Inflação desacelera nos EUA e mercado descarta novas altas de juros pelo Fed

Camila RochaCamila RochaDificuldades e desafios22 horas atrás21 Visualizações

O alívio duplo vindo dos índices de preços ao produtor (PPI) e ao consumidor (CPI) dos Estados Unidos pegou Wall Street de surpresa e, por enquanto, tirou do radar a possibilidade de novas altas de juros pelo Federal Reserve (Fed).

O que mostram os números

  • PPI recuou 0,3% em junho, após avanço de 0,6% em maio e 1,1% em abril.
  • O CPI divulgado no dia anterior também apontou movimento deflacionário.
  • O salário real médio por hora subiu 0,8% em junho, o maior ganho mensal em 11 anos, desconsiderando o período da pandemia.
  • A expectativa de inflação embutida nos títulos de 2 anos (break-even) caiu para 1,89%, abaixo da meta de 2% do Fed.

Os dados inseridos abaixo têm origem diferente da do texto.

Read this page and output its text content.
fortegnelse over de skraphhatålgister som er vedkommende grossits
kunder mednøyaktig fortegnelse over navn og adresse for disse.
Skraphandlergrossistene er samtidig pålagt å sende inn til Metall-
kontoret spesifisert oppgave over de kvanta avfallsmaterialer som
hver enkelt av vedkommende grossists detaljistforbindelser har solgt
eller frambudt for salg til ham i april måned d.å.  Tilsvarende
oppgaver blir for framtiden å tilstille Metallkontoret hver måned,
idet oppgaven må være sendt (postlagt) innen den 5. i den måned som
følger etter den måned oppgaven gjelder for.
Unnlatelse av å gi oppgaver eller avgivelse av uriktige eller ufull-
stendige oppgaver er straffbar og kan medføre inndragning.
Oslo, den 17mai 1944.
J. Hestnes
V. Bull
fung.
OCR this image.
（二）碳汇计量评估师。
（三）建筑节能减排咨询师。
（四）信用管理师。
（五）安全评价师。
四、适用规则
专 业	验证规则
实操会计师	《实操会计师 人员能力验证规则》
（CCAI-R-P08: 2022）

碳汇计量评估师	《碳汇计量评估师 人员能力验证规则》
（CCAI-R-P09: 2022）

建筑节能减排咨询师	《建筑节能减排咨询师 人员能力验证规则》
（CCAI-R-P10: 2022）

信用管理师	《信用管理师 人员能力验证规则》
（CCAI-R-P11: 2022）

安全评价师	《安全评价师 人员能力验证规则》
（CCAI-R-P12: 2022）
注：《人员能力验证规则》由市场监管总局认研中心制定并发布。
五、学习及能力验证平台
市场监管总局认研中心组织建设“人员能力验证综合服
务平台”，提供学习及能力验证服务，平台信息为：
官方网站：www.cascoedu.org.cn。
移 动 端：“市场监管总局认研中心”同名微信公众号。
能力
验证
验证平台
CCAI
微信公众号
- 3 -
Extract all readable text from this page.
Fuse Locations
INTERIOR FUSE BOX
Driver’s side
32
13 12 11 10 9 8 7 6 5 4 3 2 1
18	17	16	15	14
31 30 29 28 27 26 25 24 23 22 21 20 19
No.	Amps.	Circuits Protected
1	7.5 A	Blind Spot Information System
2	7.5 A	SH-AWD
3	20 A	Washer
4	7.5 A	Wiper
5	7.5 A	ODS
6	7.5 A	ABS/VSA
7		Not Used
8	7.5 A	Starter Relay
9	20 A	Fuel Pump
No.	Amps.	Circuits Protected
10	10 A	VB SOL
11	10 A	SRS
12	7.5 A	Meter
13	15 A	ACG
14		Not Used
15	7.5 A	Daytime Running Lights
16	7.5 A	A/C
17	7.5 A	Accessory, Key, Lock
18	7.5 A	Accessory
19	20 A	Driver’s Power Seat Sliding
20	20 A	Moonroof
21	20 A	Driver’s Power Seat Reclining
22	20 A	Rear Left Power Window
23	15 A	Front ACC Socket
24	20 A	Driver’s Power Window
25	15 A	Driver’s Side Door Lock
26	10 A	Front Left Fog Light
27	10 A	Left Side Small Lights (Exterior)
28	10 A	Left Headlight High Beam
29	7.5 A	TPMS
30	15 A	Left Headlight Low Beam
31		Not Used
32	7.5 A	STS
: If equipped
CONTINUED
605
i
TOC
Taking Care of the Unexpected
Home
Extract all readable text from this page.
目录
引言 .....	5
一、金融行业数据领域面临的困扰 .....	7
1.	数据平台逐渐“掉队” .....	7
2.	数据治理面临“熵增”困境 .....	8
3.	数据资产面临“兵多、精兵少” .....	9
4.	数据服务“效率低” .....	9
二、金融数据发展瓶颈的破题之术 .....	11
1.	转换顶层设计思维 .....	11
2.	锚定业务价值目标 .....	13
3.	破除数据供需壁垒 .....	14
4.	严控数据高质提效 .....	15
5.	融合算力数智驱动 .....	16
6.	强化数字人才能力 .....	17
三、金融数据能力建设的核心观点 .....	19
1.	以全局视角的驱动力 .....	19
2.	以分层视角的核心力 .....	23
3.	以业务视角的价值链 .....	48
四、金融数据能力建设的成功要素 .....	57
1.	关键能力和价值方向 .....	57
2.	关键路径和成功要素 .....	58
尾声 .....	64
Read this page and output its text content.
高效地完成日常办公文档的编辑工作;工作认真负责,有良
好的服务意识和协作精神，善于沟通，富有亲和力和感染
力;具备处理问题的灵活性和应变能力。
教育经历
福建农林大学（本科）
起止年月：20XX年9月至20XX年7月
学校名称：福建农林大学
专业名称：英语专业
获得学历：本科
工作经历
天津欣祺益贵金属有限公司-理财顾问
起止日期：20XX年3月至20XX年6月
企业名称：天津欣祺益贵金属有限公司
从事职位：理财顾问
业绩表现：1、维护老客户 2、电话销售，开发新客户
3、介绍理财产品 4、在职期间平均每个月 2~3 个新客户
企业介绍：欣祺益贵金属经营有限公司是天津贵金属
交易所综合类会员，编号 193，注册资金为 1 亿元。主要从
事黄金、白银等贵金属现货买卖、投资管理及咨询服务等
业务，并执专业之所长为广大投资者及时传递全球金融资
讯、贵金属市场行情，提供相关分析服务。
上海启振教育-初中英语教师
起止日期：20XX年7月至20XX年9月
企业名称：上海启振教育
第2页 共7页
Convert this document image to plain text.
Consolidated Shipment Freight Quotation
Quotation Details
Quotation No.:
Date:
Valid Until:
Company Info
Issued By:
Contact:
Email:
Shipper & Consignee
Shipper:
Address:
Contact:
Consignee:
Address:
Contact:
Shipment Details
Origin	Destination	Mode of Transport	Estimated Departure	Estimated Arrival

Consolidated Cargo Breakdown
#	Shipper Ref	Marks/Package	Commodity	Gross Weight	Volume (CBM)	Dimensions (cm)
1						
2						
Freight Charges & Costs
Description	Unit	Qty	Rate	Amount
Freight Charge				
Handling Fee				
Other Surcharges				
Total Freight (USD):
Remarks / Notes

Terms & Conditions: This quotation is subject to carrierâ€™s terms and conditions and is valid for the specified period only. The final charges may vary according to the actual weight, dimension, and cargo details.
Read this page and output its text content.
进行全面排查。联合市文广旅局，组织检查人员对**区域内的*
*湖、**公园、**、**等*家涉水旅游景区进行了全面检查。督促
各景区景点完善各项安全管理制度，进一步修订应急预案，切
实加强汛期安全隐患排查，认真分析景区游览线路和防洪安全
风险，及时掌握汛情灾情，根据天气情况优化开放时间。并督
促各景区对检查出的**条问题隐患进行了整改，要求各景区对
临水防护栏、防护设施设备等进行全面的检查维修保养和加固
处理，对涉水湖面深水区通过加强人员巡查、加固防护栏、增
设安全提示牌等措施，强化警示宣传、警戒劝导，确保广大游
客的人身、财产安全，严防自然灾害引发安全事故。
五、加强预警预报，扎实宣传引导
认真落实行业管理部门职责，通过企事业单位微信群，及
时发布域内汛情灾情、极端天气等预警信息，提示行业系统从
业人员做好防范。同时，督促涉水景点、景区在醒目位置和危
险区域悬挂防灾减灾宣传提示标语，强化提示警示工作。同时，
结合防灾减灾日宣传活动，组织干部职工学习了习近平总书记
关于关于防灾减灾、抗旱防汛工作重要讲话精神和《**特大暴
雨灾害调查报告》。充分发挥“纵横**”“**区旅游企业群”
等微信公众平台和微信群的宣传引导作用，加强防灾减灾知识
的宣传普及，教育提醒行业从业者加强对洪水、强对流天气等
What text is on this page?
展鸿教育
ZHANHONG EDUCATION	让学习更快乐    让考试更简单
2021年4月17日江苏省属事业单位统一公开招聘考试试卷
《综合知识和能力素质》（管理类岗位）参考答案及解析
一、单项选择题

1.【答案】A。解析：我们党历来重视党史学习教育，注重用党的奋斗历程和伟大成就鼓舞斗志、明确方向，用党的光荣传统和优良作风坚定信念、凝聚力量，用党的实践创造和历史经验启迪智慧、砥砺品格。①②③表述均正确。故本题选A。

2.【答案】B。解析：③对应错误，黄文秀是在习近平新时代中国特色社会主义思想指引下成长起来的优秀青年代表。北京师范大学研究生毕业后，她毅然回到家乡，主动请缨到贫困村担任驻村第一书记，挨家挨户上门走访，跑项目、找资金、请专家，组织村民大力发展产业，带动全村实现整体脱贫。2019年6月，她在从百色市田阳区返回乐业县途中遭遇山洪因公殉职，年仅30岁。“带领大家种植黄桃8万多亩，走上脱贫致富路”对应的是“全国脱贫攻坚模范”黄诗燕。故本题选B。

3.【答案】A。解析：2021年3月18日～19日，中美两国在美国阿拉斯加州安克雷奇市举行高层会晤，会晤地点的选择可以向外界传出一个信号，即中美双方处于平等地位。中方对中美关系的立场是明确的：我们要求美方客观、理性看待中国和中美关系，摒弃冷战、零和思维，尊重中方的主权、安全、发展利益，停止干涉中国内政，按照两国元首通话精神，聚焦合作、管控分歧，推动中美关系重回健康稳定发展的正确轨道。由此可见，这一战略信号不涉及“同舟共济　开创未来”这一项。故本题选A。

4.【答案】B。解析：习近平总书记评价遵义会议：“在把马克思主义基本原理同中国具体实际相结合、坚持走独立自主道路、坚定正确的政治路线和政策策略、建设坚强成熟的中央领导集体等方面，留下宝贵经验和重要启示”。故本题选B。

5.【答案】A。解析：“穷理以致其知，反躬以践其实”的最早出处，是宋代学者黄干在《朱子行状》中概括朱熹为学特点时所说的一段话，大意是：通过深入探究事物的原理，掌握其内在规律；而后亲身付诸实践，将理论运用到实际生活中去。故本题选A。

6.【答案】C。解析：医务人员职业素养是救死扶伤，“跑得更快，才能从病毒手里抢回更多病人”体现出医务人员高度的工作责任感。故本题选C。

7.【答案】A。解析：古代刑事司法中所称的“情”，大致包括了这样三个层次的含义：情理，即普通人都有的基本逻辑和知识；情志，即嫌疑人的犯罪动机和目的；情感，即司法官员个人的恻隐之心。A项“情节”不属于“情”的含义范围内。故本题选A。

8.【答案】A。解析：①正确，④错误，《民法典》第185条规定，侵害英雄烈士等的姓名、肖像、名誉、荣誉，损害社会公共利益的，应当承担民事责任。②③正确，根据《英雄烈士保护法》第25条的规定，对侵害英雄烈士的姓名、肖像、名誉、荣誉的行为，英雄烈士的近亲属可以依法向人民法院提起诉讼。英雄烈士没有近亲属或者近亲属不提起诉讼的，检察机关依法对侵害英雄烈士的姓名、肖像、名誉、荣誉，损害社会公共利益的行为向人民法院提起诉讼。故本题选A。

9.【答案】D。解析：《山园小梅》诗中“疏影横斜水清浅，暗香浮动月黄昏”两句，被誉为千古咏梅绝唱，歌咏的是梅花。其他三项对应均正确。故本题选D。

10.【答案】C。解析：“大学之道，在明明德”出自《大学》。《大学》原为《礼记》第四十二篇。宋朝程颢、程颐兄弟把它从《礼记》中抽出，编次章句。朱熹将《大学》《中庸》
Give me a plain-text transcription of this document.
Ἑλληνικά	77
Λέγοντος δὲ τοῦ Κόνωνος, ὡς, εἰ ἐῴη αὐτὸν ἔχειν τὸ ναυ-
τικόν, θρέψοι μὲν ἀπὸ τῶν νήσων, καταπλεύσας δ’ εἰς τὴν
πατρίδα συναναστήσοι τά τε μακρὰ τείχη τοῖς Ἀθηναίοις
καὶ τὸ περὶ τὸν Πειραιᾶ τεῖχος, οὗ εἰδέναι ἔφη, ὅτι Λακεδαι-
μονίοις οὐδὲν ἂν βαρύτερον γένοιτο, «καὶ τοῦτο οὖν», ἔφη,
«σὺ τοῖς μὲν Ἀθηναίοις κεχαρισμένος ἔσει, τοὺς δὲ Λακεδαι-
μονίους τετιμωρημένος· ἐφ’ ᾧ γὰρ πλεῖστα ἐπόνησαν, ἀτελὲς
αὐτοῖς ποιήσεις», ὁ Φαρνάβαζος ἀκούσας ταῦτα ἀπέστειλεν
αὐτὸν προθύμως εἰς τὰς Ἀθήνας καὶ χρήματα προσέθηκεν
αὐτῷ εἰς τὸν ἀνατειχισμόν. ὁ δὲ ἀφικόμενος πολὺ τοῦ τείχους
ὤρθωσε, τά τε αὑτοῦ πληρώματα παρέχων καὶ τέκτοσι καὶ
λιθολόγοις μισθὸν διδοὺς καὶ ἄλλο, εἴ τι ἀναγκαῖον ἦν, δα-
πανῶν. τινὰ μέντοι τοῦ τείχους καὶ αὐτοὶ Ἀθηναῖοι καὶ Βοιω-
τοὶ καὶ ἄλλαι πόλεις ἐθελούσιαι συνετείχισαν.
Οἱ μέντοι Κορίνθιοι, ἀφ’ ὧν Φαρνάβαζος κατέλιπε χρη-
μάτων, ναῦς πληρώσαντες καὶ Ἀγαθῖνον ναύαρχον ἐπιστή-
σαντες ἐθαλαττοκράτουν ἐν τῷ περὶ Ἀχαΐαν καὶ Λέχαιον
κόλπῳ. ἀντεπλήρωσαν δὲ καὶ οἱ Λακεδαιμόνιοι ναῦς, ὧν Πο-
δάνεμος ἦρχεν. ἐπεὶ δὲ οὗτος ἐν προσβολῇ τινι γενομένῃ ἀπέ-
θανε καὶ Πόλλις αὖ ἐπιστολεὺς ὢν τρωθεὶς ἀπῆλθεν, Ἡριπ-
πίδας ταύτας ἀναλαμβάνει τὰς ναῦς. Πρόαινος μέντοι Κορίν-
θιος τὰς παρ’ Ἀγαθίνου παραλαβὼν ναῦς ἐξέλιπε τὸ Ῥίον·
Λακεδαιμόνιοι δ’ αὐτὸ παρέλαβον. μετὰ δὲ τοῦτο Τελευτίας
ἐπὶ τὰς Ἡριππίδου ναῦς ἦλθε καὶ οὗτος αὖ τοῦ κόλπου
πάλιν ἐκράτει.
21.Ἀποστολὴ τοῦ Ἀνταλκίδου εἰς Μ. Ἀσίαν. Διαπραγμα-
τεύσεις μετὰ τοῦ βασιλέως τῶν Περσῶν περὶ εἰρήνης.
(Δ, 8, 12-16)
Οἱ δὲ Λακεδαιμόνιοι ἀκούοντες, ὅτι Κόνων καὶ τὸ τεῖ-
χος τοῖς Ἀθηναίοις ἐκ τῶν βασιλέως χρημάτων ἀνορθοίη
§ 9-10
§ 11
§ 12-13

Por que o mercado mudou de ideia sobre os juros

Com a inflação recuando, investidores passaram a ver a manutenção da taxa básica norte-americana como o cenário mais provável até o fim do ano. Segundo analistas citados na reportagem original, o Fed só deverá reavaliar sua estratégia após receber os relatórios de cinco forças-tarefa lideradas por Kevin Warsh, que estudam temas como métricas de inflação, balanço do banco central e produtividade.

Como isso afeta o bolso do investidor brasileiro

  • Dólar: menor pressão sobre os juros dos EUA costuma aliviar a moeda americana globalmente, o que pode influenciar a cotação do dólar frente ao real.
  • Fluxo para emergentes: sem perspectiva de aperto monetário adicional, parte do capital pode buscar rendimentos maiores em mercados como o brasileiro, impactando Bolsa e títulos locais.
  • Curva de juros doméstica: juros estáveis lá fora reduzem o risco de alta abrupta nos prêmios de títulos brasileiros, dando algum respiro aos investidores em renda fixa.

Matérias-primas e expectativas

O preço do petróleo WTI, que vinha pressionado pelo conflito com o Irã, estabilizou, e metais preciosos recuaram. Em paralelo, lucros corporativos e produtividade nos EUA seguem fortes, cenário que reforça a narrativa de “economia aquecida sem pressão inflacionária” – a chamada combinação Goldilocks, em referência ao conto da Cachinhos Dourados.

Inflação desacelera nos EUA e mercado descarta novas altas de juros pelo Fed - Imagem do artigo original

Imagem: Larry Kudlow FOXBusiness

Próximos pontos de atenção

  • Publicação dos relatórios das forças-tarefa do Fed, que podem redefinir a interpretação oficial sobre inflação e política monetária.
  • Dados de atividade e emprego nos EUA, que indicarão se o ganho real de salários será sustentável.
  • Evolução das tensões no Oriente Médio, capaz de impactar petróleo e expectativas de inflação.

Para o investidor iniciante, vale acompanhar como a trajetória dos juros norte-americanos influencia o humor global. Mesmo quem investe apenas em Bolsa brasileira ou Tesouro Direto é impactado pelos movimentos do Fed, pois eles afetam o custo de capital, o apetite por risco e, em última instância, o comportamento do dólar.